Théodule-Armand Ribot
French Psychologist

Monday, October 30, 2006

Quote from Suzan-Lori Parks in the NYer

"When you wake up and look at your lover or husband, or whatever, that's a way of honoring your commitment. But then you get out of bed and say another kind of prayer when you sit down at your desk. 'Yes! I'm a writer.' When you make that commitment all sorts of things move toward you."

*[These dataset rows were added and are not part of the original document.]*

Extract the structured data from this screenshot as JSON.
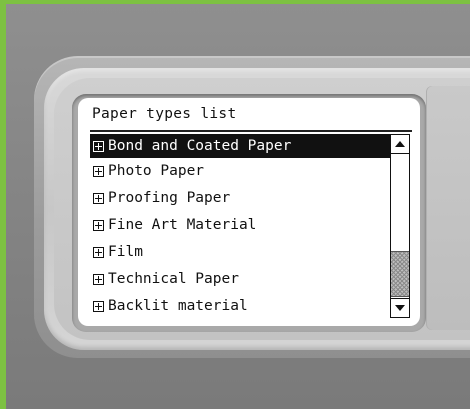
{
  "panel": {
    "title": "Paper types list",
    "selected_index": 0,
    "items": [
      {
        "label": "Bond and Coated Paper",
        "icon": "expand-plus-icon"
      },
      {
        "label": "Photo Paper",
        "icon": "expand-plus-icon"
      },
      {
        "label": "Proofing Paper",
        "icon": "expand-plus-icon"
      },
      {
        "label": "Fine Art Material",
        "icon": "expand-plus-icon"
      },
      {
        "label": "Film",
        "icon": "expand-plus-icon"
      },
      {
        "label": "Technical Paper",
        "icon": "expand-plus-icon"
      },
      {
        "label": "Backlit material",
        "icon": "expand-plus-icon"
      }
    ],
    "scrollbar": {
      "up_icon": "scroll-up-arrow-icon",
      "down_icon": "scroll-down-arrow-icon",
      "position_fraction": 0.78
    }
  },
  "colors": {
    "page_border": "#7dc142",
    "device_body": "#8a8a8a",
    "screen_background": "#ffffff",
    "selection_background": "#111111",
    "selection_text": "#ffffff"
  }
}
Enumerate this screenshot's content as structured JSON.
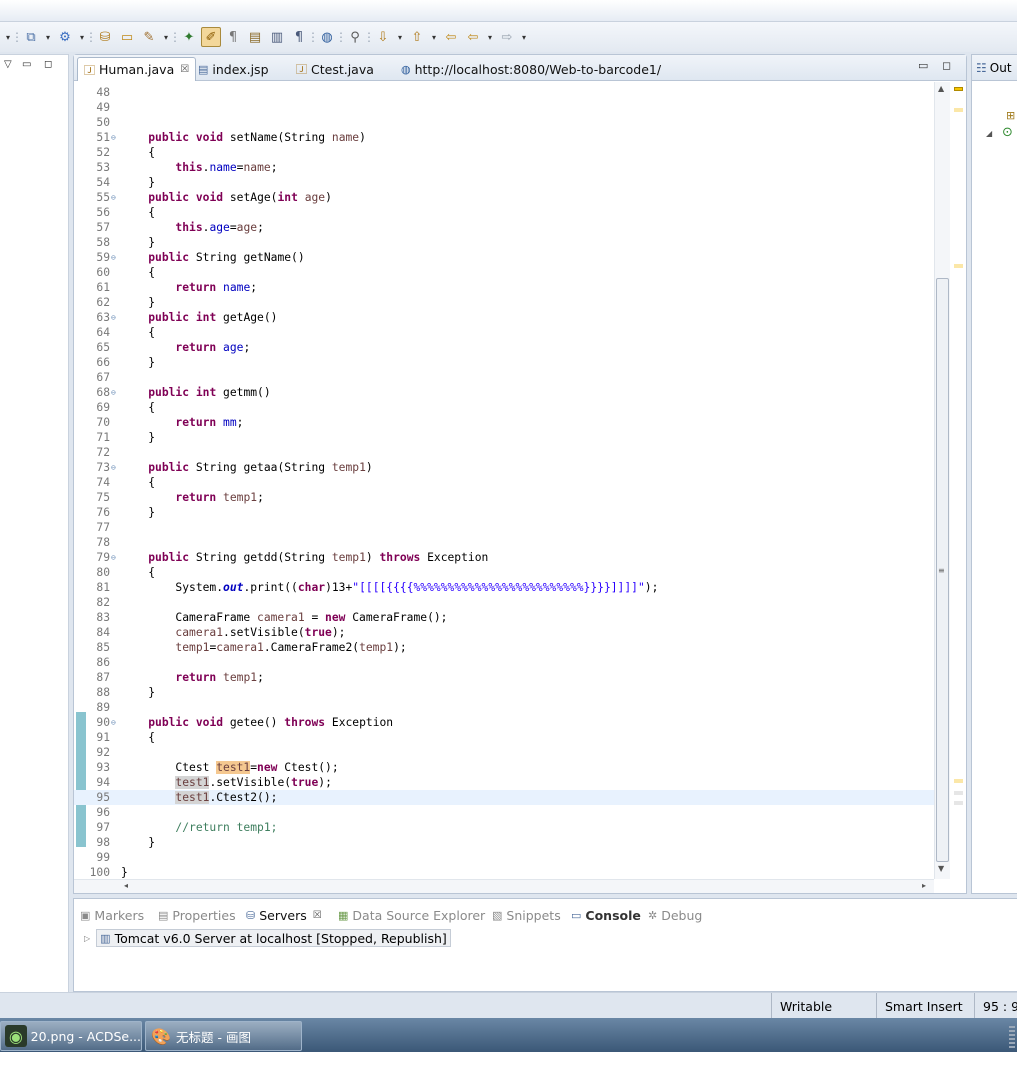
{
  "toolbar": {
    "buttons": [
      "new-wizard",
      "dropdown",
      "run",
      "dropdown",
      "open-type",
      "open-resource",
      "deploy",
      "dropdown",
      "toggle-breakpoint",
      "mark-occurrences",
      "show-whitespace",
      "open-task",
      "show-annotations",
      "show-block",
      "globe",
      "search",
      "next-annotation",
      "dropdown",
      "prev-annotation",
      "dropdown",
      "last-edit",
      "back",
      "dropdown",
      "forward",
      "dropdown"
    ]
  },
  "editor": {
    "tabs": [
      {
        "label": "Human.java",
        "icon": "java-file-icon",
        "active": true,
        "close": "☒"
      },
      {
        "label": "index.jsp",
        "icon": "jsp-file-icon",
        "active": false
      },
      {
        "label": "Ctest.java",
        "icon": "java-file-icon",
        "active": false
      },
      {
        "label": "http://localhost:8080/Web-to-barcode1/",
        "icon": "globe-icon",
        "active": false
      }
    ],
    "current_line": 95,
    "lines": [
      {
        "n": "48",
        "fold": "",
        "code": ""
      },
      {
        "n": "49",
        "fold": "",
        "code": ""
      },
      {
        "n": "50",
        "fold": "",
        "code": ""
      },
      {
        "n": "51",
        "fold": "⊖",
        "code": "    <span class=\"kw\">public</span> <span class=\"kw\">void</span> setName(String <span class=\"prm\">name</span>)"
      },
      {
        "n": "52",
        "fold": "",
        "code": "    {"
      },
      {
        "n": "53",
        "fold": "",
        "code": "        <span class=\"kw\">this</span>.<span class=\"fld\">name</span>=<span class=\"prm\">name</span>;"
      },
      {
        "n": "54",
        "fold": "",
        "code": "    }"
      },
      {
        "n": "55",
        "fold": "⊖",
        "code": "    <span class=\"kw\">public</span> <span class=\"kw\">void</span> setAge(<span class=\"kw\">int</span> <span class=\"prm\">age</span>)"
      },
      {
        "n": "56",
        "fold": "",
        "code": "    {"
      },
      {
        "n": "57",
        "fold": "",
        "code": "        <span class=\"kw\">this</span>.<span class=\"fld\">age</span>=<span class=\"prm\">age</span>;"
      },
      {
        "n": "58",
        "fold": "",
        "code": "    }"
      },
      {
        "n": "59",
        "fold": "⊖",
        "code": "    <span class=\"kw\">public</span> String getName()"
      },
      {
        "n": "60",
        "fold": "",
        "code": "    {"
      },
      {
        "n": "61",
        "fold": "",
        "code": "        <span class=\"kw\">return</span> <span class=\"fld\">name</span>;"
      },
      {
        "n": "62",
        "fold": "",
        "code": "    }"
      },
      {
        "n": "63",
        "fold": "⊖",
        "code": "    <span class=\"kw\">public</span> <span class=\"kw\">int</span> getAge()"
      },
      {
        "n": "64",
        "fold": "",
        "code": "    {"
      },
      {
        "n": "65",
        "fold": "",
        "code": "        <span class=\"kw\">return</span> <span class=\"fld\">age</span>;"
      },
      {
        "n": "66",
        "fold": "",
        "code": "    }"
      },
      {
        "n": "67",
        "fold": "",
        "code": ""
      },
      {
        "n": "68",
        "fold": "⊖",
        "code": "    <span class=\"kw\">public</span> <span class=\"kw\">int</span> getmm()"
      },
      {
        "n": "69",
        "fold": "",
        "code": "    {"
      },
      {
        "n": "70",
        "fold": "",
        "code": "        <span class=\"kw\">return</span> <span class=\"fld\">mm</span>;"
      },
      {
        "n": "71",
        "fold": "",
        "code": "    }"
      },
      {
        "n": "72",
        "fold": "",
        "code": ""
      },
      {
        "n": "73",
        "fold": "⊖",
        "code": "    <span class=\"kw\">public</span> String getaa(String <span class=\"prm\">temp1</span>)"
      },
      {
        "n": "74",
        "fold": "",
        "code": "    {"
      },
      {
        "n": "75",
        "fold": "",
        "code": "        <span class=\"kw\">return</span> <span class=\"prm\">temp1</span>;"
      },
      {
        "n": "76",
        "fold": "",
        "code": "    }"
      },
      {
        "n": "77",
        "fold": "",
        "code": ""
      },
      {
        "n": "78",
        "fold": "",
        "code": ""
      },
      {
        "n": "79",
        "fold": "⊖",
        "code": "    <span class=\"kw\">public</span> String getdd(String <span class=\"prm\">temp1</span>) <span class=\"kw\">throws</span> Exception"
      },
      {
        "n": "80",
        "fold": "",
        "code": "    {"
      },
      {
        "n": "81",
        "fold": "",
        "code": "        System.<span class=\"stat\">out</span>.print((<span class=\"kw\">char</span>)13+<span class=\"str\">\"[[[[{{{{%%%%%%%%%%%%%%%%%%%%%%%%%}}}}]]]]\"</span>);"
      },
      {
        "n": "82",
        "fold": "",
        "code": ""
      },
      {
        "n": "83",
        "fold": "",
        "code": "        CameraFrame <span class=\"prm\">camera1</span> = <span class=\"kw\">new</span> CameraFrame();"
      },
      {
        "n": "84",
        "fold": "",
        "code": "        <span class=\"prm\">camera1</span>.setVisible(<span class=\"kw\">true</span>);"
      },
      {
        "n": "85",
        "fold": "",
        "code": "        <span class=\"prm\">temp1</span>=<span class=\"prm\">camera1</span>.CameraFrame2(<span class=\"prm\">temp1</span>);"
      },
      {
        "n": "86",
        "fold": "",
        "code": ""
      },
      {
        "n": "87",
        "fold": "",
        "code": "        <span class=\"kw\">return</span> <span class=\"prm\">temp1</span>;"
      },
      {
        "n": "88",
        "fold": "",
        "code": "    }"
      },
      {
        "n": "89",
        "fold": "",
        "code": ""
      },
      {
        "n": "90",
        "fold": "⊖",
        "code": "    <span class=\"kw\">public</span> <span class=\"kw\">void</span> getee() <span class=\"kw\">throws</span> Exception"
      },
      {
        "n": "91",
        "fold": "",
        "code": "    {"
      },
      {
        "n": "92",
        "fold": "",
        "code": ""
      },
      {
        "n": "93",
        "fold": "",
        "code": "        Ctest <span class=\"prm occw\">test1</span>=<span class=\"kw\">new</span> Ctest();"
      },
      {
        "n": "94",
        "fold": "",
        "code": "        <span class=\"prm occ\">test1</span>.setVisible(<span class=\"kw\">true</span>);"
      },
      {
        "n": "95",
        "fold": "",
        "code": "        <span class=\"prm occ\">test1</span>.Ctest2();"
      },
      {
        "n": "96",
        "fold": "",
        "code": ""
      },
      {
        "n": "97",
        "fold": "",
        "code": "        <span class=\"cmt\">//return temp1;</span>"
      },
      {
        "n": "98",
        "fold": "",
        "code": "    }"
      },
      {
        "n": "99",
        "fold": "",
        "code": ""
      },
      {
        "n": "100",
        "fold": "",
        "code": "}"
      }
    ]
  },
  "outline": {
    "label": "Out"
  },
  "bottom_panel": {
    "tabs": [
      {
        "label": "Markers",
        "icon": "markers-icon"
      },
      {
        "label": "Properties",
        "icon": "properties-icon"
      },
      {
        "label": "Servers",
        "icon": "servers-icon",
        "active": true,
        "close": "☒"
      },
      {
        "label": "Data Source Explorer",
        "icon": "data-source-icon"
      },
      {
        "label": "Snippets",
        "icon": "snippets-icon"
      },
      {
        "label": "Console",
        "icon": "console-icon",
        "bold": true
      },
      {
        "label": "Debug",
        "icon": "debug-icon"
      }
    ],
    "server": "Tomcat v6.0 Server at localhost  [Stopped, Republish]"
  },
  "statusbar": {
    "writable": "Writable",
    "insert_mode": "Smart Insert",
    "position": "95 : 9"
  },
  "taskbar": {
    "items": [
      {
        "label": "20.png - ACDSe...",
        "icon": "acdsee-icon"
      },
      {
        "label": "无标题 - 画图",
        "icon": "paint-icon"
      }
    ]
  },
  "colors": {
    "keyword": "#7f0055",
    "field": "#0000c0",
    "string": "#2a00ff",
    "comment": "#3f7f5f",
    "current_line": "#e8f2fe"
  }
}
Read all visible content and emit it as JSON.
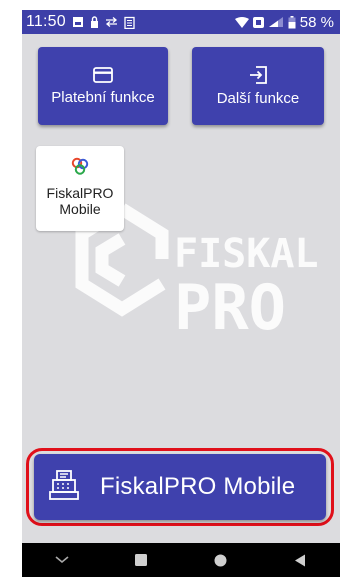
{
  "status_bar": {
    "time": "11:50",
    "battery_percent": "58 %",
    "icons": [
      "gallery-icon",
      "lock-icon",
      "transfer-icon",
      "clipboard-icon",
      "wifi-icon",
      "data-icon",
      "signal-icon",
      "battery-icon"
    ]
  },
  "buttons": {
    "platebni_label": "Platební funkce",
    "dalsi_label": "Další funkce"
  },
  "tile": {
    "label": "FiskalPRO\nMobile"
  },
  "main_button": {
    "label": "FiskalPRO Mobile"
  },
  "watermark": {
    "line1": "FISKAL",
    "line2": "PRO"
  },
  "colors": {
    "primary": "#3f41ad",
    "status_bar": "#3d3fa8",
    "background": "#dcdcdf",
    "highlight": "#e0101a"
  }
}
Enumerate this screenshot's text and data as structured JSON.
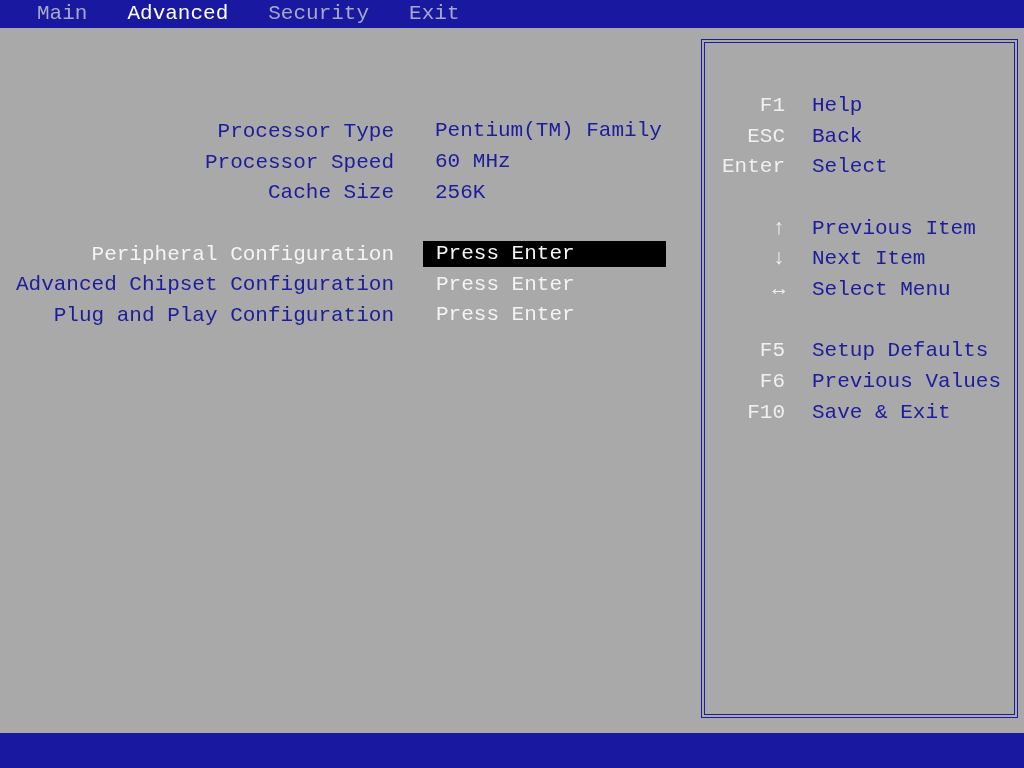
{
  "menu": [
    {
      "label": "Main",
      "selected": false
    },
    {
      "label": "Advanced",
      "selected": true
    },
    {
      "label": "Security",
      "selected": false
    },
    {
      "label": "Exit",
      "selected": false
    }
  ],
  "info_rows": [
    {
      "label": "Processor Type",
      "value": "Pentium(TM) Family"
    },
    {
      "label": "Processor Speed",
      "value": "60 MHz"
    },
    {
      "label": "Cache Size",
      "value": "256K"
    }
  ],
  "submenus": [
    {
      "label": "Peripheral Configuration",
      "value": "Press Enter",
      "selected": true
    },
    {
      "label": "Advanced Chipset Configuration",
      "value": "Press Enter",
      "selected": false
    },
    {
      "label": "Plug and Play Configuration",
      "value": "Press Enter",
      "selected": false
    }
  ],
  "help": [
    [
      {
        "key": "F1",
        "action": "Help"
      },
      {
        "key": "ESC",
        "action": "Back"
      },
      {
        "key": "Enter",
        "action": "Select"
      }
    ],
    [
      {
        "key": "↑",
        "action": "Previous Item"
      },
      {
        "key": "↓",
        "action": "Next Item"
      },
      {
        "key": "↔",
        "action": "Select Menu"
      }
    ],
    [
      {
        "key": "F5",
        "action": "Setup Defaults"
      },
      {
        "key": "F6",
        "action": "Previous Values"
      },
      {
        "key": "F10",
        "action": "Save & Exit"
      }
    ]
  ]
}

Wednesday, October 25, 2006

From the Blog of Brown Trout

Same thing with writing. Storytelling, behind sex and food, is the third most direct way of communicating with fellow hominids. Music, dance, visual arts all follow after. When you read something that's written well, or when you hear a story told, you are living inside the author's brain. You are swimming with their soul. You are experiencing what it is to be human and alive. And let me say that I'm not talking about Tom Clancy here, or anything that is written with any consideration for a market.

Monday, October 23, 2006

Ken Burns in NYTimes

“The essential DNA of all my films issues from still photography,” Mr. Burns said. But Mr. Liebling’s influence on his work, he said, reached much deeper, to a personal and ultimately philosophical level that has guided many of his choices of subject and approach.
“It was this broadly humanistic mantra that he instilled in us,” he said, adding: “Jerry turned me and made me look inward, and it was not always a comfortable thing. I changed as a result of it. It was like molting.” He also taught, Mr. Burns said, that “all meaning accrues in duration — sometimes you have to just slow down and look.”

Kundera wrote a book about slowing down: "Slowness."

Wednesday, July 12, 2006

What Art Video is not

I have come to realize that so many people title video that fits nowhere else as "art video." OK, maybe so, but it usually fits in the sub category of "BAD art video."